Aujourd’hui, l’ensemble du secteur bancaire est fortement mobilisé derrière les autorités et le gouvernement, et plus globalement avec l’ensemble des partenaires publics et privés, pour permettre à l’ensemble des ménages marocains et des entreprises de traverser cette période compliquée dans les meilleures conditions.
Le secteur bancaire s’est en effet engagé sur de nombreux fronts depuis le début de la crise : participation au fonds spécial Covid-19, continuité de service, report d’échéances de crédit, accompagnement des entreprises notamment au travers des crédits garantis par la CCG, distribution des aides sociales…
La mobilisation du secteur bancaire se poursuit avec un enjeu très important; celui de permettre aux ménages et aux entreprises de traverser ce cap difficile dans les meilleures conditions.

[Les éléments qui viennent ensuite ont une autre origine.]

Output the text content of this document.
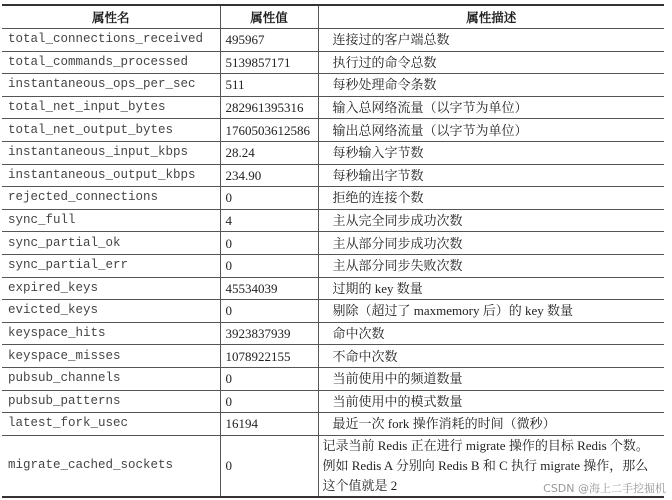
属性名	属性值	属性描述
total_connections_received	495967	连接过的客户端总数
total_commands_processed	5139857171	执行过的命令总数
instantaneous_ops_per_sec	511	每秒处理命令条数
total_net_input_bytes	282961395316	输入总网络流量（以字节为单位）
total_net_output_bytes	1760503612586	输出总网络流量（以字节为单位）
instantaneous_input_kbps	28.24	每秒输入字节数
instantaneous_output_kbps	234.90	每秒输出字节数
rejected_connections	0	拒绝的连接个数
sync_full	4	主从完全同步成功次数
sync_partial_ok	0	主从部分同步成功次数
sync_partial_err	0	主从部分同步失败次数
expired_keys	45534039	过期的 key 数量
evicted_keys	0	剔除（超过了 maxmemory 后）的 key 数量
keyspace_hits	3923837939	命中次数
keyspace_misses	1078922155	不命中次数
pubsub_channels	0	当前使用中的频道数量
pubsub_patterns	0	当前使用中的模式数量
latest_fork_usec	16194	最近一次 fork 操作消耗的时间（微秒）
migrate_cached_sockets	0	记录当前 Redis 正在进行 migrate 操作的目标 Redis 个数。例如 Redis A 分别向 Redis B 和 C 执行 migrate 操作，那么这个值就是 2	CSDN @海上二手挖掘机
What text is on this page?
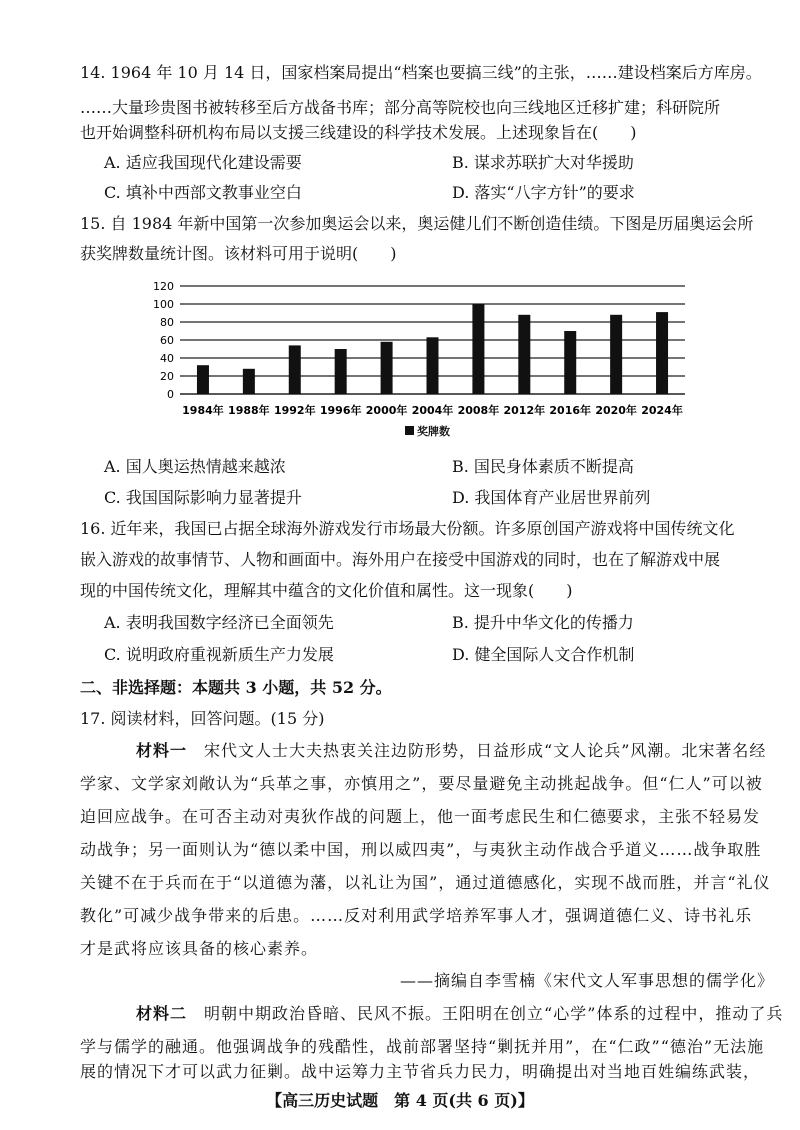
14. 1964 年 10 月 14 日，国家档案局提出“档案也要搞三线”的主张，……建设档案后方库房。
……大量珍贵图书被转移至后方战备书库；部分高等院校也向三线地区迁移扩建；科研院所
也开始调整科研机构布局以支援三线建设的科学技术发展。上述现象旨在(　　)
A. 适应我国现代化建设需要	B. 谋求苏联扩大对华援助
C. 填补中西部文教事业空白	D. 落实“八字方针”的要求
15. 自 1984 年新中国第一次参加奥运会以来，奥运健儿们不断创造佳绩。下图是历届奥运会所
获奖牌数量统计图。该材料可用于说明(　　)
0
20
40
60
80
100
120
1984年 1988年 1992年 1996年 2000年 2004年 2008年 2012年 2016年 2020年 2024年
奖牌数
A. 国人奥运热情越来越浓	B. 国民身体素质不断提高
C. 我国国际影响力显著提升	D. 我国体育产业居世界前列
16. 近年来，我国已占据全球海外游戏发行市场最大份额。许多原创国产游戏将中国传统文化
嵌入游戏的故事情节、人物和画面中。海外用户在接受中国游戏的同时，也在了解游戏中展
现的中国传统文化，理解其中蕴含的文化价值和属性。这一现象(　　)
A. 表明我国数字经济已全面领先	B. 提升中华文化的传播力
C. 说明政府重视新质生产力发展	D. 健全国际人文合作机制
二、非选择题：本题共 3 小题，共 52 分。
17. 阅读材料，回答问题。(15 分)
材料一　 宋代文人士大夫热衷关注边防形势，日益形成“文人论兵”风潮。北宋著名经
学家、文学家刘敞认为“兵革之事，亦慎用之”，要尽量避免主动挑起战争。但“仁人”可以被
迫回应战争。在可否主动对夷狄作战的问题上，他一面考虑民生和仁德要求，主张不轻易发
动战争；另一面则认为“德以柔中国，刑以威四夷”，与夷狄主动作战合乎道义……战争取胜
关键不在于兵而在于“以道德为藩，以礼让为国”，通过道德感化，实现不战而胜，并言“礼仪
教化”可减少战争带来的后患。……反对利用武学培养军事人才，强调道德仁义、诗书礼乐
才是武将应该具备的核心素养。
——摘编自李雪楠《宋代文人军事思想的儒学化》
材料二　 明朝中期政治昏暗、民风不振。王阳明在创立“心学”体系的过程中，推动了兵
学与儒学的融通。他强调战争的残酷性，战前部署坚持“剿抚并用”，在“仁政”“德治”无法施
展的情况下才可以武力征剿。战中运筹力主节省兵力民力，明确提出对当地百姓编练武装，
【高三历史试题　第 4 页(共 6 页)】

De nouveaux produits adaptés à la relance des opérateurs sont en cours d’élaboration. Ils seront bientôt disponibles et permettront d’accompagner la reprise économique.
Le Crédit du Maroc et l’ensemble de ses équipes sont résolument engagés dans cet élan de solidarité nationale.
F.N.H. : Enfin, votre charge de risque a augmenté de 20% pendant le premier trimestre. Êtes-vous inquiets par rapport à l'évolution de cet indicateur en 2020 ?
K. D. : Nous ne sommes pas inquiets. Nous sommes lucides face à la situation que nous vivons.
Nous avons en effet entamé, dès le début de la crise, les travaux de valorisation et d’anticipation des impacts prévisionnels de la crise sanitaire pour les intégrer dans nos comptes à fin mars 2020. Nous ajusterons notre provisionnement en fonction de l’évolution de la crise et de ses retombées sur la situation économique et sociale du pays.
S’agissant de l’évolution de la crise, nous travaillons sur différents scénarios pour adapter en continu nos modèles de prévision et faire face à une dégradation de la qualité de nos actifs.
Nous nous appuyons à cet effet sur une remontée terrain efficace et sur l’expertise de notre maison-mère, le Groupe Crédit Agricole en France.
Notre politique de provisionnement et d’anticipation des risques a toujours été prudente, comme en témoigne notre taux de couverture consolidé qui atteint près de 93% à fin mars 2020.
Par ailleurs, nous disposons de fondamentaux financiers solides, avec un niveau de fonds propres faisant ressortir un ratio de solvabilité global consolidé de 14,97% pour un minimum réglementaire de 12%.